17. Hukuk Dairesi 2018/3666 E. , 2020/3737 K.
"İçtihat Metni"
MAHKEMESİ :Asliye Hukuk Mahkemesi
Taraflar arasındaki rücuen tazminat davası üzerine yapılan yargılama sonunda, kararda yazılı nedenlerle, davanın kısmen kabulüne ilişkin verilen hüküm, davacı vekili ve davalı vekili tarafından süresi içinde temyiz edilmekle, dosya incelendi, gereği düşünüldü:
-K A R A R-
Davacı vekili, davacının kasko poliçesi ile sigortaladığı aracın, davalının yapım ve bakımından sorumlu olduğu yolun sağ kısmının gevşek malzemeyle yığma topraktan yapılmış olması ve bu hususta işaretleme de yapılmamış olması nedeniyle kaza yaptığını, sigortalı aracın ağır hasar görüp pert olduğunu, sigortalılarına 32.901,00 TL. hasar bedelini ödediklerini belirterek 32.901,00 TL"nin ödeme tarihinden işleyecek faiziyle birlikte davalıdan tahsilini talep etmiştir.
Davalı vekili, kusur ve sorumluluğa itiraz ederek davanın reddini savunmuştur.
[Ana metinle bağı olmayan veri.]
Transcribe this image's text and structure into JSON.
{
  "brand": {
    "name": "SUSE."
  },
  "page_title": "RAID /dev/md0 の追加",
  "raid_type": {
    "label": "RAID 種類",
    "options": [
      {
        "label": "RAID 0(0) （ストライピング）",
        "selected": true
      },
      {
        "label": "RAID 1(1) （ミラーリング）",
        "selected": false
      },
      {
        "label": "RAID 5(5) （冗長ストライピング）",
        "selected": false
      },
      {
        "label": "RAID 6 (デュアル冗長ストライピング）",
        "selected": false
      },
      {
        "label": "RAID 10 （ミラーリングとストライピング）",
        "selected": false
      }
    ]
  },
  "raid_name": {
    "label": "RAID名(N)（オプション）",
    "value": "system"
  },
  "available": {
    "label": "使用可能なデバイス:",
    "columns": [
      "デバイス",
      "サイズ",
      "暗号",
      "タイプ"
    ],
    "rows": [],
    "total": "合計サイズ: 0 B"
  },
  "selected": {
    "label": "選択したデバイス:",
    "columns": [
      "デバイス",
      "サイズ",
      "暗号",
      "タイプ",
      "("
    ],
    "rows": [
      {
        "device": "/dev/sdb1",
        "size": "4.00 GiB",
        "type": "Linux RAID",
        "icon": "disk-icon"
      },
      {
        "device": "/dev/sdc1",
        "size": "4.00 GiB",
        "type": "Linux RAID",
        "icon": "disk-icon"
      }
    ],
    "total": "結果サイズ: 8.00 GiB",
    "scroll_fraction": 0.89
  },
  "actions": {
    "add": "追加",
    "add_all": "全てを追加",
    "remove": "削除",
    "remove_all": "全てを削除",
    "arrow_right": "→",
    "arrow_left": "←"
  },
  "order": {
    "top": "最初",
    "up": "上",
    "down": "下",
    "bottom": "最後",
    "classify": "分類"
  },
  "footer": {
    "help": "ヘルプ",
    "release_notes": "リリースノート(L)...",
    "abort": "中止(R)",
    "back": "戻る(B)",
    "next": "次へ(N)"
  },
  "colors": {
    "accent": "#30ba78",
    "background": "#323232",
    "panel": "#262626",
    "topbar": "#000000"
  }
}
Mahkemece, iddia, savunma, yapılan yargılama ve toplanan delillere göre; davanın kabulü ile 32.901,00 TL. rücuen tazminatın ödeme tarihi olan 08.07.2011"den işleyecek avans faiziyle birlikte davalıdan tahsiline dair verilen hükmün, davalı vekili tarafından temyizi üzerine, Dairemizin 09.05.2016 tarih, 2016/118 Esas ve 2016/5628 Karar sayılı ilamı ile "davaya konu edilen alacakla ilgili Balıkesir İdare Mahkemesi"ne açılan 2012/469 Esas sayılı davada adli yargı yolunun görevli olduğu gerekçesiyle davanın görev yönünden reddine karar verildiği dikkate alınarak, anılan dava sonunda verilen görevsizlik kararının kesinleşip kesinleşmediğinin araştırılması; eğer idari yargıda verilip kesinleşmiş görevsizlik kararı mevcut ise eldeki uyuşmazlık yönünden idari yargı yolu görevli olduğundan, derdest bulunan dava dosyasındaki yargılamanın durdurulup (UMK m. 19/I),
dosyanın yargı yolu uyuşmazlığının çözümlenmesi açısından Uyuşmazlık Mahkemesi"ne gönderilmesi; bu mahkemece verilecek karar beklenerek sonucuna göre karar verilmesi; şayet idari yargıda verilen karar kesinleşmemiş ise, idari yargı yolunun davada görevli olduğu gözetilerek, davada idari yargı yolunun görevli olması nedeniyle davanın görev yönünden reddine karar verilmesi gerekirken, işin esası hakkında karar verilmesinin doğru olmadığı" gerekçesiyle karar bozulmuştur.
Mahkemece, bozma ilamına uyularak yapılan yargılamada toplanan delillere göre; davanın kısmen kabulü ile 16.250,00 TL. tazminatın ödeme tarihi olan 08.07.2011"den işleyecek yasal faiziyle birlikte davalıdan tahsiline, fazla isteğin reddine karar verilmiş; hüküm, davacı vekili ve davalı vekili tarafından temyiz edilmiştir.
Dosya içerisindeki bilgi ve belgelere, mahkeme kararının gerekçesinde, dayanılan delillerin tartışılıp değerlendirilmesinde usul ve yasaya aykırı bir yön bulunmamasına; mahkeme ilk kararının sadece görev yönünden incelendiği ve ilk kararı temyiz eden davalı vekilinin kusura yönelik temyiz itirazlarının incelenmediği dikkate alındığında, ilk hükümle davacı yararına usuli kazanılmış hak oluşmamasına; konusunda uzman bilirkişi heyeti tarafından oluşa ve dosya kapsamına uygun olarak düzenlenen rapordaki kusur oranlarının benimsenmesinde bir usulsüzlük bulunmamasına göre; davacı vekili ve davalı vekilinin yerinde görülmeyen tüm temyiz itirazlarının reddi ile hükmün ONANMASINA ve aşağıda dökümü yazılı 18,50 TL kalan onama harcının temyiz eden davacıdan alınmasına, aşağıda dökümü yazılı 830,03 TL kalan onama harcının temyiz eden davalıdan alınmasına 22/06/2020 gününde oybirliğiyle karar verildi.